The big moment: Would my gear mesh and spin, and how would the center distance for "sweetest" running compare with the theoretical center distance? To try this, the professionally made drive gear was mounted on a stub and driven by the lathe. my gear was mounted on an axel stub spinning at 90 derees to the driver, running in a bearing clamped to a vertical slide that would allow the center distance to be adjusted. My plan was that if I did not like the freeness, or if it made a lot of noise, I could drop some valve grinding paste into the mesh and let the gears modify each other. This turned out to be completely unnecessary. The gears meshed freely, so the distance was lowered until they sounded "unhappy", then raised just enough to achieve free running again. Then, by measuring the vertical distances between the shafts and adjusting for the (drill rod) shaft diameters, the center distance was calculated, and—well blow me down! It was just 0.001" lower than the theoretical distance! The extra thou of backlash (roughly 2% of tooth depth) will give a little extra freedom, if I can bore the crankcase that accurately.
During this process, I learnt that I'd got it half wrong (again, dammit) about the end-thrust of the Feeny gears. Looking the the previous photo, the driver gear end-thrust when the gears are running in normal model engine direction (ie, the lathe spindle sunning reverse) is towards the tail stock. The driven gear end-thrust is into the vertical slide. This is the best we can do for the Feeney. The cam shaft will be being pushed into its cavity, so there will be no thrust load on the cavity cover bearing. The driver gear will be trying to lever itself off the crankshaft though. As mine is a real tight press fit, this will not pose a problem. It does show however that we can't use right-hand spiral gears without a casting re-design.
So, the method works. All the cutters, jigs and gears were made from existing stock, or the scrap bin. Looking back at Photo 1 (reproduced here), to the left of the pot-chuck are two tried and proven good gears. To the right are five unusable stuff-ups. My 90:1 Vertex rotary table needed 4.5 turns per tooth for the 20 tooth gear. Concentration (I've learnt) is paramount when indexing. Turn off the radio, unplug the phone, put the cat out. Count out loud and develop a rythm to the process (eg, always move the sector arms first, or last. Never change!) Above all, don't let your mind wander. One of the stuff-ups happened when my single grub screw cutter came loose on the shaft and the cutter shifted its vertical position a few thou. Grrrrr. Next time, two screws, or glue the cutter to the shaft. Another stuff-up was caused by cutting the teeth 0.110" deep. Don't ask me why, it was late at night and I was tired (perhaps that's why?). Another was an indexing mistake and another, the first, was indexing by 4.45 instead of 4.5!!! But I've learnt. After this shot was taken, I produced a further 4 gears for Art's next run of Feeney kits with no mistakes.

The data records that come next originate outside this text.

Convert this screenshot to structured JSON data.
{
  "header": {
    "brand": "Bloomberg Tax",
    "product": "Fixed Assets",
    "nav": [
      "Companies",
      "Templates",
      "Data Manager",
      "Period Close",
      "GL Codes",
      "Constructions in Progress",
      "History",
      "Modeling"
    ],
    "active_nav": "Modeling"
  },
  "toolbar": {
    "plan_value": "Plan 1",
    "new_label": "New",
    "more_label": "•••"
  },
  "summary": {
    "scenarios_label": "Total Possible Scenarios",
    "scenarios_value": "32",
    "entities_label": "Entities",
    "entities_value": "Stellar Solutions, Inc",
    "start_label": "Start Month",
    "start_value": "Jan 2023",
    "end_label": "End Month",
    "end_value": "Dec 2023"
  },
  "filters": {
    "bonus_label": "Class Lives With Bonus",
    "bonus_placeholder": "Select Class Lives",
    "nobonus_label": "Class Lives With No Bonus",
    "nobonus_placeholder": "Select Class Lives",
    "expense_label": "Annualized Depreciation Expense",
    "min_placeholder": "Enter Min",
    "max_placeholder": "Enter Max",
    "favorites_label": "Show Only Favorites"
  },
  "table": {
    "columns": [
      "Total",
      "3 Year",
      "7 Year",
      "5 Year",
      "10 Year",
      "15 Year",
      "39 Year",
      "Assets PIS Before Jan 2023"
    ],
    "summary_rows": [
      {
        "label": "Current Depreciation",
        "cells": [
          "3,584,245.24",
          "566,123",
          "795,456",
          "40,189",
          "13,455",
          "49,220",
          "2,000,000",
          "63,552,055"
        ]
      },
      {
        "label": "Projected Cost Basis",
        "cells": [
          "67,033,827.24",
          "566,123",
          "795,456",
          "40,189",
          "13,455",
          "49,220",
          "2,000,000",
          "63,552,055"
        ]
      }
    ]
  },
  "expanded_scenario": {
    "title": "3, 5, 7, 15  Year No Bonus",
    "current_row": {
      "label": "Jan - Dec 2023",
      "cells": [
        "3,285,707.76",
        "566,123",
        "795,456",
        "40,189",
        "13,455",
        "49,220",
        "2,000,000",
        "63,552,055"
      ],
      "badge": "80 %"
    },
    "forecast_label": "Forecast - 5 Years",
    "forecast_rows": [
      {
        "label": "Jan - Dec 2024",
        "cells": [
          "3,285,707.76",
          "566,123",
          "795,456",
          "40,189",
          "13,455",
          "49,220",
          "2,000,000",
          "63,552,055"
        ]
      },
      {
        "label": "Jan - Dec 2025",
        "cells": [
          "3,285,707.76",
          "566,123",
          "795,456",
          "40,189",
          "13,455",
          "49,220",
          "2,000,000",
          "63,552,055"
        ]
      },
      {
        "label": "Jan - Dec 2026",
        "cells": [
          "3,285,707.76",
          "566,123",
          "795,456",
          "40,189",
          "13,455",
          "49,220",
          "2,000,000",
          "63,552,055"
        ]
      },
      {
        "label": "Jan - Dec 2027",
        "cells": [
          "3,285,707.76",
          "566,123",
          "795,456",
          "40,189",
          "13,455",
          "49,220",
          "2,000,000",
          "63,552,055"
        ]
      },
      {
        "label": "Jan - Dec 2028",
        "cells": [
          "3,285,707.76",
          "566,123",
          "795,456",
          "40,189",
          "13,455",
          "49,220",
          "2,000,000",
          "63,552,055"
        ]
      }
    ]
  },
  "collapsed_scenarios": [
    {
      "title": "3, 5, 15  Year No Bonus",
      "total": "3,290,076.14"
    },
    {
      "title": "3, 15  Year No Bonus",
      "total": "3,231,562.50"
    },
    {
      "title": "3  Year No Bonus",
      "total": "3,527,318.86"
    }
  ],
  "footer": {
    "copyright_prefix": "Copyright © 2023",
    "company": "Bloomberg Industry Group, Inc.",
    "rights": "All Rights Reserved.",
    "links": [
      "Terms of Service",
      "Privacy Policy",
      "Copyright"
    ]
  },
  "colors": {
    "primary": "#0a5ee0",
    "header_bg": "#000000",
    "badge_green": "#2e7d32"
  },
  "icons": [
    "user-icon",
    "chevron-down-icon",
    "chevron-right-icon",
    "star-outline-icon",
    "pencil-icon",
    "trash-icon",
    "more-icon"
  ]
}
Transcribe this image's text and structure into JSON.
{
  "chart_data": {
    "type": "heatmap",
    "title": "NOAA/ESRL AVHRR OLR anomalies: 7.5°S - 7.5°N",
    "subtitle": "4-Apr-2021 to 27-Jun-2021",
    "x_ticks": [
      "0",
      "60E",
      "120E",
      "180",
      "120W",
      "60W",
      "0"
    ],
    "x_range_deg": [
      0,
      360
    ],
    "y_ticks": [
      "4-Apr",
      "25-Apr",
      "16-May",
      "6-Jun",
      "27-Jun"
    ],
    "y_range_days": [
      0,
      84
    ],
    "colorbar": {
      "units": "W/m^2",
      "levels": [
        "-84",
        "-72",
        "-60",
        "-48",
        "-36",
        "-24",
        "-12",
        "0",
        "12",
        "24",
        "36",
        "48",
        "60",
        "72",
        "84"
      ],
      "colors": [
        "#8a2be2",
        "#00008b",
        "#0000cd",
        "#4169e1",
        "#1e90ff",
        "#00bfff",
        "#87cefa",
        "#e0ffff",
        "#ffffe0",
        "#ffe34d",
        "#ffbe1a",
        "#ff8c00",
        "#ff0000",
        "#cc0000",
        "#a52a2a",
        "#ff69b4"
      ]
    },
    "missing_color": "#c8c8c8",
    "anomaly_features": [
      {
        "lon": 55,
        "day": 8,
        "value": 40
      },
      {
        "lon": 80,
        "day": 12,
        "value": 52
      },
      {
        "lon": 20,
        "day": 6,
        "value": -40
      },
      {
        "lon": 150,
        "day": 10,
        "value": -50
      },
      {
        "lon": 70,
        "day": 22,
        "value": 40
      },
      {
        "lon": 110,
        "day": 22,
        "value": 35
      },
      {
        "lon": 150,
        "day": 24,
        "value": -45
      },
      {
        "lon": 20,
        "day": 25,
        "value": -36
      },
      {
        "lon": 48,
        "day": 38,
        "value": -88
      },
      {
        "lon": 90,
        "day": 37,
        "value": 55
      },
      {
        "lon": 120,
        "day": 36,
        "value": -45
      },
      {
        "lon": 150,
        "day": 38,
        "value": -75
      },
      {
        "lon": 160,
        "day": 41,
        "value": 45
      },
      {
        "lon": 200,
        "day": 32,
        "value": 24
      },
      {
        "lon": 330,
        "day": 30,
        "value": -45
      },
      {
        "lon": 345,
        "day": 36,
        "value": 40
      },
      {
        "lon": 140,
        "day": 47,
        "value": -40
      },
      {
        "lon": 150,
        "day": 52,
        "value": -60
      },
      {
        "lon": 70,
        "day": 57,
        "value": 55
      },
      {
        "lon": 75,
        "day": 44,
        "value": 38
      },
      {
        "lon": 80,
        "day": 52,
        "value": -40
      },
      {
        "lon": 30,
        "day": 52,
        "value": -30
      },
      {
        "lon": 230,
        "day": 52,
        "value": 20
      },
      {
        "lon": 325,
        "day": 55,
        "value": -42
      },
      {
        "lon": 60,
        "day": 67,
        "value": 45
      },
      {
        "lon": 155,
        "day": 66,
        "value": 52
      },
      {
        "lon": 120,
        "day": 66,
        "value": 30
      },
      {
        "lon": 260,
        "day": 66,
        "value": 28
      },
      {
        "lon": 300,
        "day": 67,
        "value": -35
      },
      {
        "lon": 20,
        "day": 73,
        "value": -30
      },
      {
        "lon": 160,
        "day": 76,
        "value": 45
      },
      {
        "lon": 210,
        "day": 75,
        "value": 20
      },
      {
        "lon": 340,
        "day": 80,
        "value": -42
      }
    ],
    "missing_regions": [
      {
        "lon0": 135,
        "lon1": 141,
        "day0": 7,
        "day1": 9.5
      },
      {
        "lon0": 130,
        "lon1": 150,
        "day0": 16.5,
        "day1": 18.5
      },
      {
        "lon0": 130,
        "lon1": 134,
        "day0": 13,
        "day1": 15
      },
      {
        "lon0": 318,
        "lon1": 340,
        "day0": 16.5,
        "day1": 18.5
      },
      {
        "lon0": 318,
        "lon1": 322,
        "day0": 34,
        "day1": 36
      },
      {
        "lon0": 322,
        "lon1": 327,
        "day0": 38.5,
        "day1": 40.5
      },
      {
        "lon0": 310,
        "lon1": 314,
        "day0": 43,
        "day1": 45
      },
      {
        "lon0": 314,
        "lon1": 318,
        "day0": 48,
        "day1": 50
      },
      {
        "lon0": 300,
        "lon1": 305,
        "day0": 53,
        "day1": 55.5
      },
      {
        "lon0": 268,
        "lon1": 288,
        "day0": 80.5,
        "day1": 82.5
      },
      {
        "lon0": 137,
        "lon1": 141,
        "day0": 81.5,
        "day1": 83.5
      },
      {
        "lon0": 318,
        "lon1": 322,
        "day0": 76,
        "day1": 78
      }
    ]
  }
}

But all's not roses. If I'd had to make the 60 degree gear, I'd have been in trouble. Have a look at photo 7 and imagine the plate and rotary table raised another 30 degrees. The top would hit the mill quill. If I spun the plate around 180 degrees, I'd be clear of the quill, but now the division plate and handle are at the back of the mill and indexing would be very slow, difficult and error prone (in my shop). Cutting right-hand gears would pose no great difficulty however. One possible solution appears to be to mount the rotary table horizontally on the plate, and angle the plate at 30 degrees with the opposite slope. This looks like it would produce the left-hand 60 degree gear, maybe.